= Postreplication repair =

Conversion of DNA single-stranded gaps

Postreplication repair is the repair of damage to the DNA that takes place after replication.

Some example genes in humans include:

- BRCA2 and BRCA1
- BLM
- NBS1

Accurate and efficient DNA replication is crucial for the health and survival of all living organisms. Under optimal conditions, the replicative DNA polymerases ε, δ, and α can work in concert to ensure that the genome is replicated efficiently with high accuracy in every cell cycle. However, DNA is constantly challenged by exogenous and endogenous genotoxic threats, including solar ultraviolet (UV) radiation and reactive oxygen species (ROS) generated as a byproduct of cellular metabolism. Damaged DNA can act as a steric block to replicative polymerases, thereby leading to incomplete DNA replication or the formation of secondary DNA strand breaks at the sites of replication stalling. Incomplete DNA synthesis and DNA strand breaks are both potential sources of genomic instability. An arsenal of DNA repair mechanisms exists to repair various forms of damaged DNA and minimize genomic instability. Most DNA repair mechanisms require an intact DNA strand as template to fix the damaged strand.

DNA damage prevents the normal enzymatic synthesis of DNA by the replication fork.
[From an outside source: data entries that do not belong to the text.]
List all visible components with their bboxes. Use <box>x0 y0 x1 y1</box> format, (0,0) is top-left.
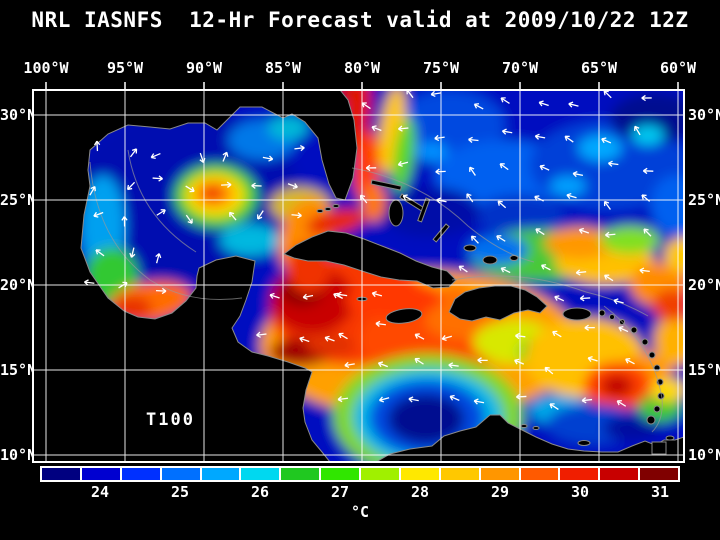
lat-tick-label-right: 30°N <box>688 106 720 124</box>
colorbar-cell <box>361 468 401 480</box>
lat-tick-label-left: 30°N <box>0 106 37 124</box>
lat-tick-label-left: 10°N <box>0 446 37 464</box>
colorbar-cell <box>121 468 162 480</box>
colorbar-cell <box>600 468 641 480</box>
land-puerto-rico <box>562 307 592 321</box>
colorbar-tick: 26 <box>250 483 270 501</box>
colorbar-cell <box>480 468 521 480</box>
colorbar-unit: °C <box>350 503 370 521</box>
page-title: NRL IASNFS 12-Hr Forecast valid at 2009/… <box>31 8 689 32</box>
lat-tick-label-right: 10°N <box>688 446 720 464</box>
plot-frame <box>32 89 685 463</box>
colorbar-tick: 27 <box>330 483 350 501</box>
colorbar-cell <box>241 468 282 480</box>
colorbar-cell <box>640 468 678 480</box>
colorbar-cell <box>201 468 242 480</box>
land-jamaica <box>385 308 423 324</box>
colorbar-tick: 25 <box>170 483 190 501</box>
colorbar-cell <box>161 468 202 480</box>
lat-tick-label-left: 25°N <box>0 191 37 209</box>
colorbar-cell <box>400 468 441 480</box>
colorbar-cell <box>281 468 322 480</box>
lon-tick-label: 70°W <box>501 59 539 77</box>
lat-tick-label-right: 25°N <box>688 191 720 209</box>
colorbar-cell <box>440 468 481 480</box>
field-label: T100 <box>146 410 195 430</box>
land-cuba <box>282 230 457 289</box>
bahamas-islands <box>370 179 519 265</box>
colorbar-cell <box>520 468 561 480</box>
colorbar-cell <box>42 468 82 480</box>
lon-tick-label: 95°W <box>106 59 144 77</box>
colorbar-cell <box>321 468 361 480</box>
lon-tick-label: 80°W <box>343 59 381 77</box>
lat-tick-label-left: 20°N <box>0 276 37 294</box>
land-south-america <box>374 414 684 462</box>
current-vector-arrows <box>84 90 654 410</box>
colorbar-tick: 24 <box>90 483 110 501</box>
land-hispaniola <box>448 285 548 322</box>
colorbar-tick: 30 <box>570 483 590 501</box>
colorbar-tick: 29 <box>490 483 510 501</box>
colorbar-cell <box>560 468 601 480</box>
lon-tick-label: 75°W <box>422 59 460 77</box>
lon-tick-label: 85°W <box>264 59 302 77</box>
lat-tick-label-right: 15°N <box>688 361 720 379</box>
colorbar-tick: 28 <box>410 483 430 501</box>
lon-tick-label: 90°W <box>185 59 223 77</box>
colorbar-tick: 31 <box>650 483 670 501</box>
lon-tick-label: 100°W <box>23 59 69 77</box>
lat-tick-label-left: 15°N <box>0 361 37 379</box>
bathymetry-contours <box>89 149 663 433</box>
colorbar-cell <box>81 468 122 480</box>
colorbar <box>40 466 680 482</box>
florida-keys <box>316 204 340 213</box>
lon-tick-label: 65°W <box>580 59 618 77</box>
latlon-grid <box>33 90 684 462</box>
lon-tick-label: 60°W <box>659 59 697 77</box>
lat-tick-label-right: 20°N <box>688 276 720 294</box>
lon-tick-marks <box>45 82 679 90</box>
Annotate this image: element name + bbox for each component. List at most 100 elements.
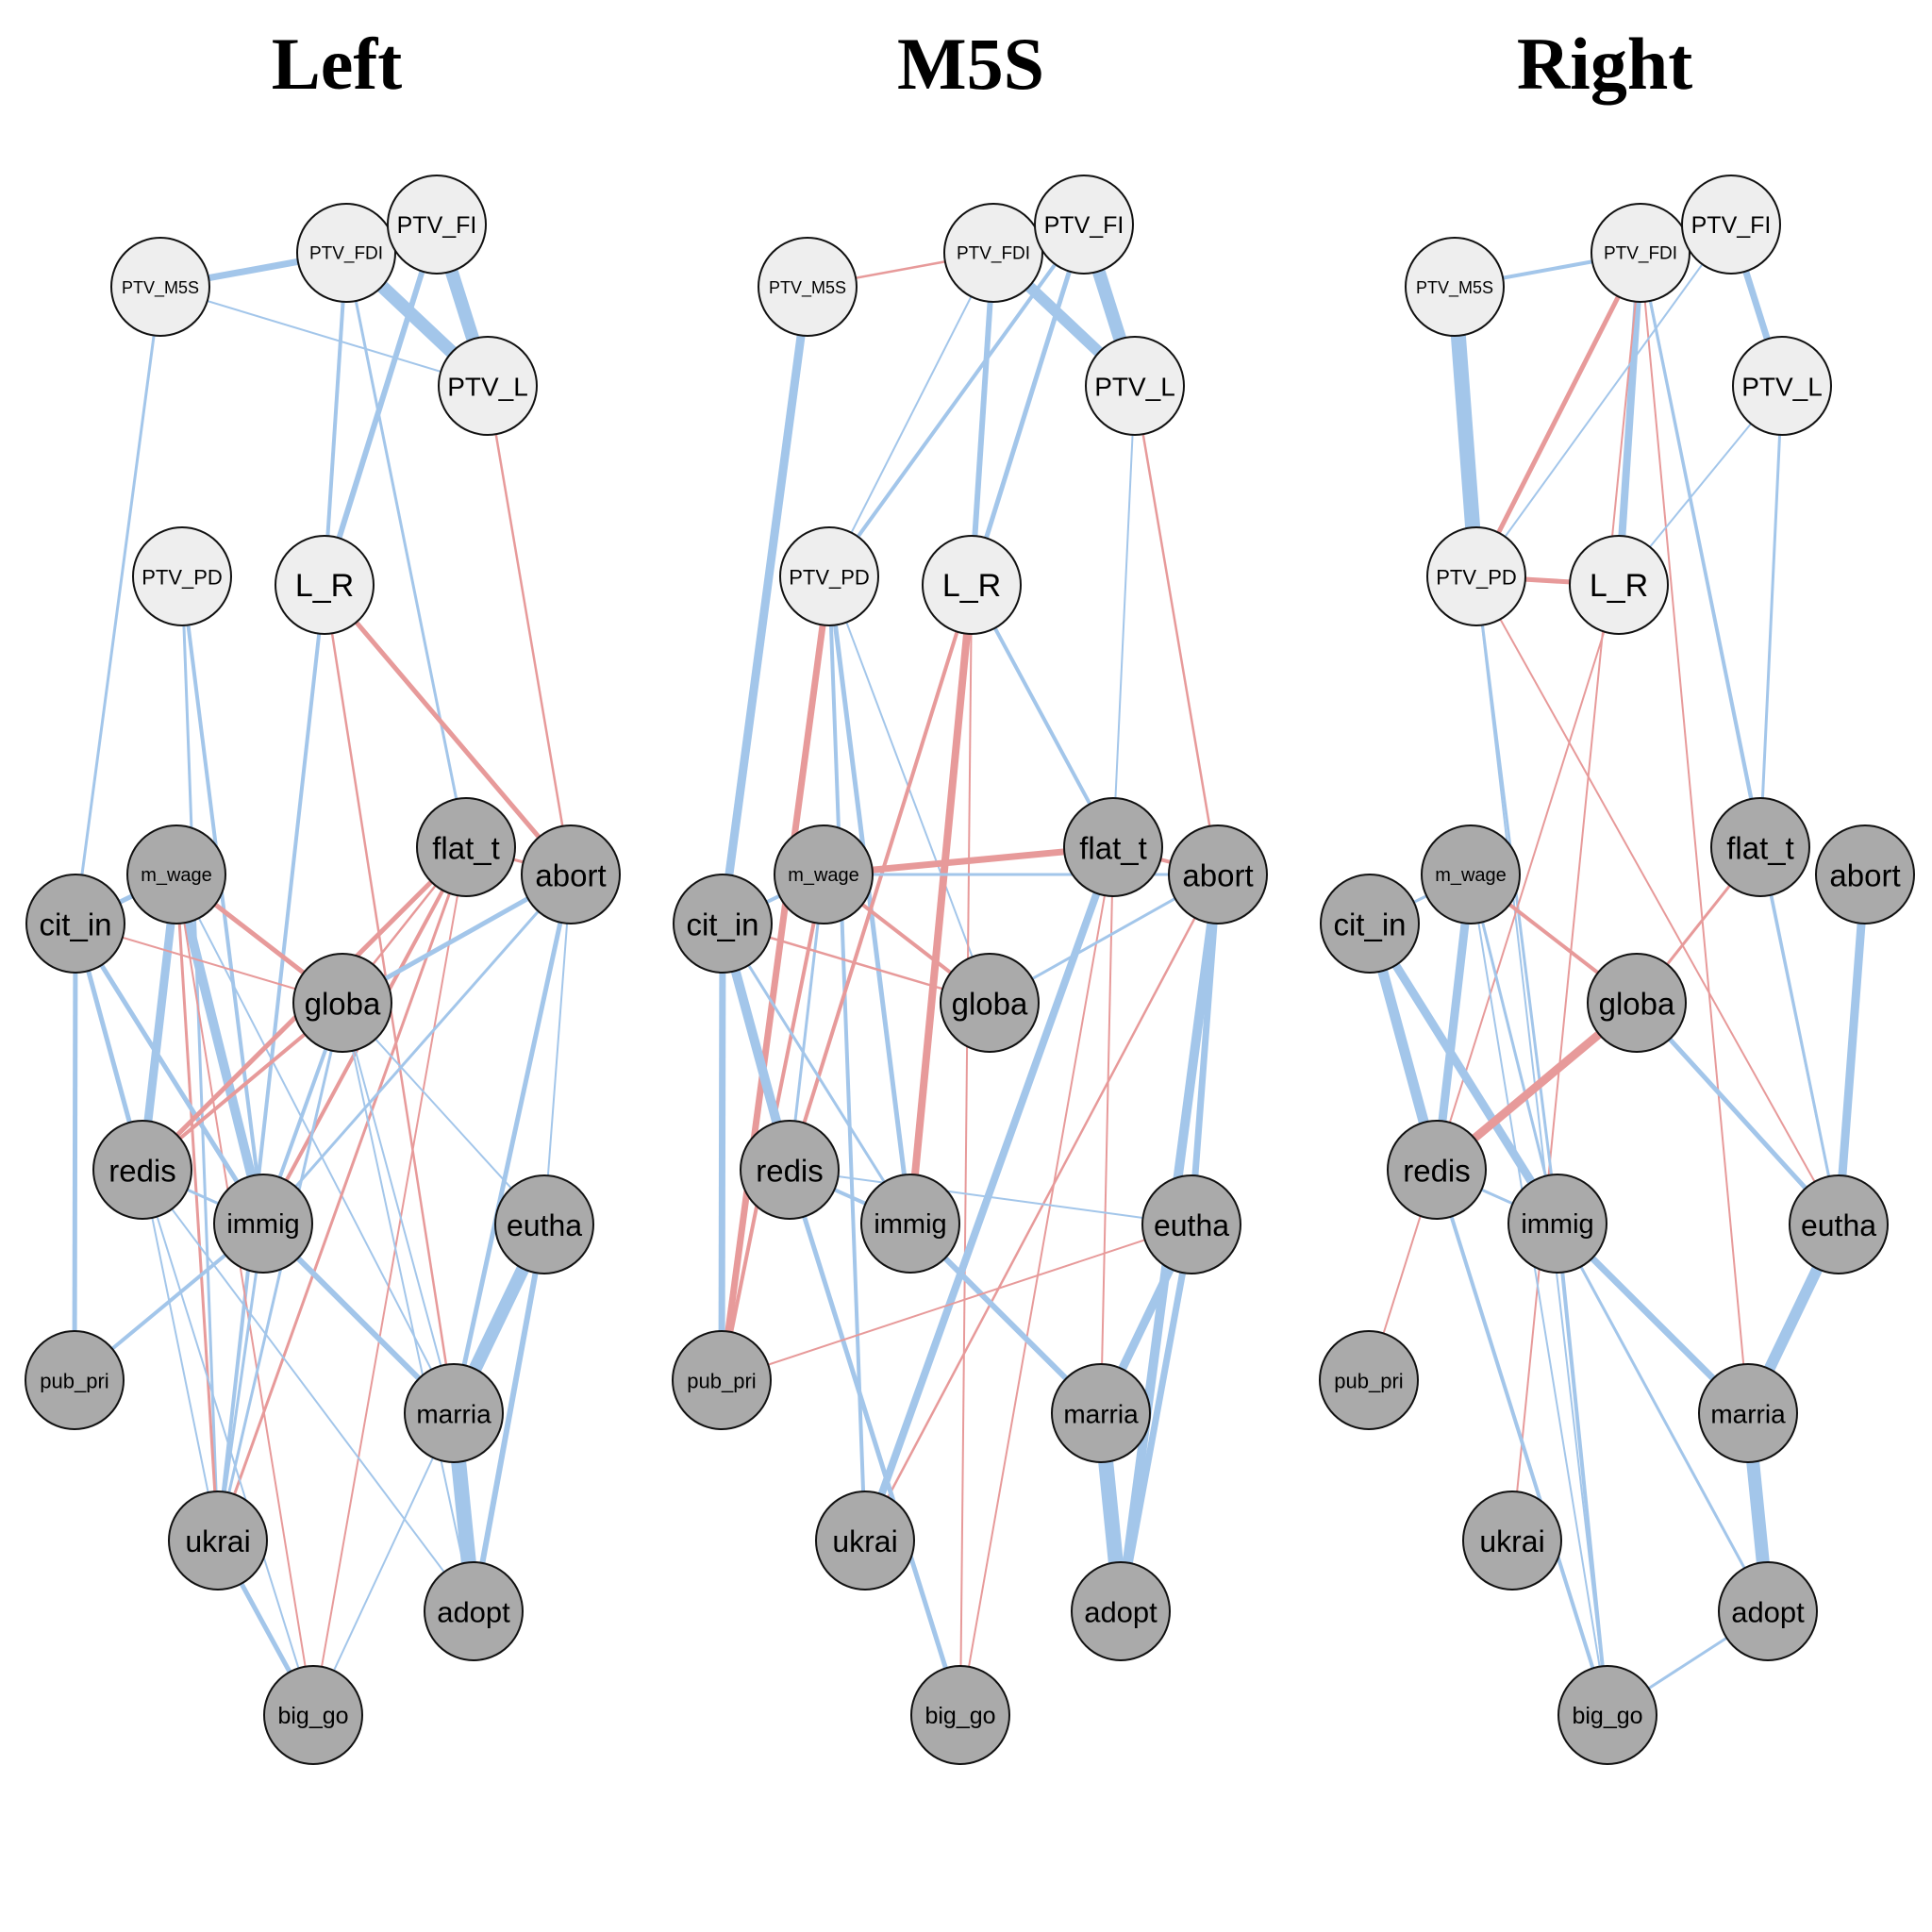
node-circle	[1319, 1330, 1419, 1430]
node-circle	[1071, 1561, 1171, 1661]
node-label: PTV_FI	[397, 212, 477, 239]
edge-m5s-PTV_L-abort	[1133, 385, 1220, 875]
node-circle	[1462, 1491, 1562, 1591]
node-label: abort	[535, 858, 606, 893]
node-circle	[416, 797, 516, 897]
node-circle	[110, 237, 210, 337]
node-circle	[943, 203, 1043, 303]
node-left-abort: abort	[521, 824, 621, 924]
node-right-immig: immig	[1507, 1174, 1607, 1274]
node-circle	[1141, 1174, 1241, 1274]
node-label: immig	[1521, 1209, 1593, 1240]
node-label: cit_in	[686, 908, 758, 942]
node-right-eutha: eutha	[1789, 1174, 1889, 1274]
edge-left-flat_t-ukrai	[216, 846, 468, 1541]
node-left-redis: redis	[92, 1120, 192, 1220]
node-left-cit_in: cit_in	[25, 874, 125, 974]
node-circle	[494, 1174, 594, 1274]
node-right-PTV_PD: PTV_PD	[1426, 526, 1526, 626]
node-label: abort	[1182, 858, 1253, 893]
edge-left-PTV_FDI-L_R	[323, 252, 348, 586]
node-circle	[1789, 1174, 1889, 1274]
node-label: m_wage	[1435, 865, 1507, 886]
node-label: eutha	[1801, 1208, 1876, 1242]
node-left-big_go: big_go	[263, 1665, 363, 1765]
node-label: marria	[1063, 1400, 1139, 1429]
node-left-globa: globa	[292, 953, 392, 1053]
node-label: globa	[952, 987, 1028, 1022]
edge-right-immig-adopt	[1556, 1223, 1770, 1612]
node-circle	[25, 874, 125, 974]
node-circle	[922, 535, 1022, 635]
node-label: ukrai	[185, 1524, 250, 1558]
node-m5s-globa: globa	[940, 953, 1040, 1053]
node-label: ukrai	[1479, 1524, 1544, 1558]
edge-m5s-flat_t-marria	[1100, 846, 1114, 1414]
node-label: L_R	[1590, 568, 1648, 604]
edge-left-redis-adopt	[142, 1169, 475, 1612]
node-label: flat_t	[1079, 831, 1147, 866]
edge-m5s-redis-big_go	[787, 1169, 963, 1716]
node-right-marria: marria	[1698, 1363, 1798, 1463]
edge-right-redis-big_go	[1435, 1169, 1609, 1716]
node-circle	[758, 237, 858, 337]
panel-left: Left PTV_M5S PTV_FDI PTV_FI PTV_L PTV_PD L_Rm…	[25, 23, 621, 1765]
node-label: redis	[756, 1154, 824, 1189]
node-label: eutha	[1154, 1208, 1229, 1242]
node-circle	[168, 1491, 268, 1591]
edge-m5s-cit_in-pub_pri	[718, 923, 726, 1381]
node-label: adopt	[1731, 1596, 1805, 1629]
node-left-immig: immig	[213, 1174, 313, 1274]
node-label: redis	[1403, 1154, 1471, 1189]
node-m5s-PTV_L: PTV_L	[1085, 336, 1185, 436]
node-circle	[1034, 175, 1134, 275]
node-label: eutha	[507, 1208, 582, 1242]
edge-left-m_wage-big_go	[175, 874, 314, 1716]
node-circle	[275, 535, 375, 635]
edge-m5s-PTV_FI-PTV_PD	[827, 223, 1086, 578]
node-label: big_go	[1572, 1703, 1642, 1729]
edge-m5s-L_R-big_go	[959, 584, 973, 1716]
node-circle	[910, 1665, 1010, 1765]
edge-left-abort-marria	[451, 874, 574, 1414]
edge-left-marria-big_go	[312, 1412, 455, 1716]
node-m5s-flat_t: flat_t	[1063, 797, 1163, 897]
node-label: PTV_PD	[142, 566, 223, 590]
node-label: pub_pri	[40, 1370, 108, 1393]
node-label: immig	[874, 1209, 946, 1240]
node-circle	[740, 1120, 840, 1220]
node-circle	[1063, 797, 1163, 897]
panel-right: Right PTV_M5S PTV_FDI PTV_FI PTV_L PTV_PD L_R…	[1319, 23, 1915, 1765]
node-m5s-PTV_PD: PTV_PD	[779, 526, 879, 626]
edge-left-m_wage-ukrai	[175, 874, 220, 1541]
node-layer-left: PTV_M5S PTV_FDI PTV_FI PTV_L PTV_PD L_R m_wage…	[25, 175, 621, 1765]
edge-right-PTV_FI-PTV_PD	[1475, 224, 1732, 577]
node-label: flat_t	[1726, 831, 1794, 866]
edge-m5s-PTV_L-flat_t	[1112, 385, 1136, 848]
node-m5s-adopt: adopt	[1071, 1561, 1171, 1661]
node-label: globa	[1599, 987, 1675, 1022]
node-m5s-cit_in: cit_in	[673, 874, 773, 974]
node-label: cit_in	[39, 908, 111, 942]
node-label: flat_t	[432, 831, 500, 866]
edge-left-globa-marria	[341, 1002, 455, 1414]
node-label: globa	[305, 987, 381, 1022]
node-circle	[815, 1491, 915, 1591]
edge-right-m_wage-big_go	[1470, 874, 1608, 1716]
node-label: PTV_FDI	[957, 244, 1030, 264]
edge-left-redis-big_go	[142, 1169, 314, 1716]
node-label: L_R	[942, 568, 1001, 604]
node-circle	[1681, 175, 1781, 275]
edge-m5s-cit_in-immig	[721, 923, 912, 1224]
node-circle	[779, 526, 879, 626]
node-circle	[213, 1174, 313, 1274]
edge-m5s-PTV_FDI-PTV_PD	[828, 252, 994, 577]
edge-left-PTV_M5S-PTV_L	[159, 286, 489, 387]
node-m5s-PTV_M5S: PTV_M5S	[758, 237, 858, 337]
node-label: PTV_PD	[1436, 566, 1517, 590]
node-label: PTV_FDI	[1604, 244, 1677, 264]
node-circle	[438, 336, 538, 436]
node-right-PTV_L: PTV_L	[1732, 336, 1832, 436]
edge-right-PTV_PD-big_go	[1475, 575, 1608, 1716]
edge-left-PTV_PD-immig	[180, 575, 265, 1224]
At damaged sites in the genome, both prokaryotic and eukaryotic cells utilize a number of postreplication repair (PRR) mechanisms to complete DNA replication. Chemically modified bases can be bypassed by either error-prone or error-free translesion polymerases, or through genetic exchange with the sister chromatid. The replication of DNA with a broken sugar-phosphate backbone is most likely facilitated by the homologous recombination proteins that confer resistance to ionizing radiation. The activity of PRR enzymes is regulated by the SOS response in bacteria and may be controlled by the postreplication checkpoint response in eukaryotes.

The elucidation of PRR mechanisms is an active area of molecular biology research, and the terminology is currently in flux. For instance, PRR has recently been referred to as "DNA damage tolerance" to emphasize the instances in which postreplication DNA damage is repaired without removing the original chemical modification to the DNA. While the term PRR has most frequently been used to describe the repair of single-stranded postreplication gaps opposite damaged bases, a more broad usage has been suggested. In this case, the term PRR would encompasses all processes that facilitate the replication of damaged DNA, including those that repair replication-induced double-strand breaks.

Melanoma cells are commonly defective in postreplication repair of DNA damages that are in the form of cyclobutane pyrimidine dimers, a type of damage caused by ultraviolet radiation. A particular repair process that appears to be defective in melanoma cells is homologous recombinational repair. Defective postreplication repair of cyclobutane pyrimidine dimers can lead to mutations that are the primary driver of melanoma.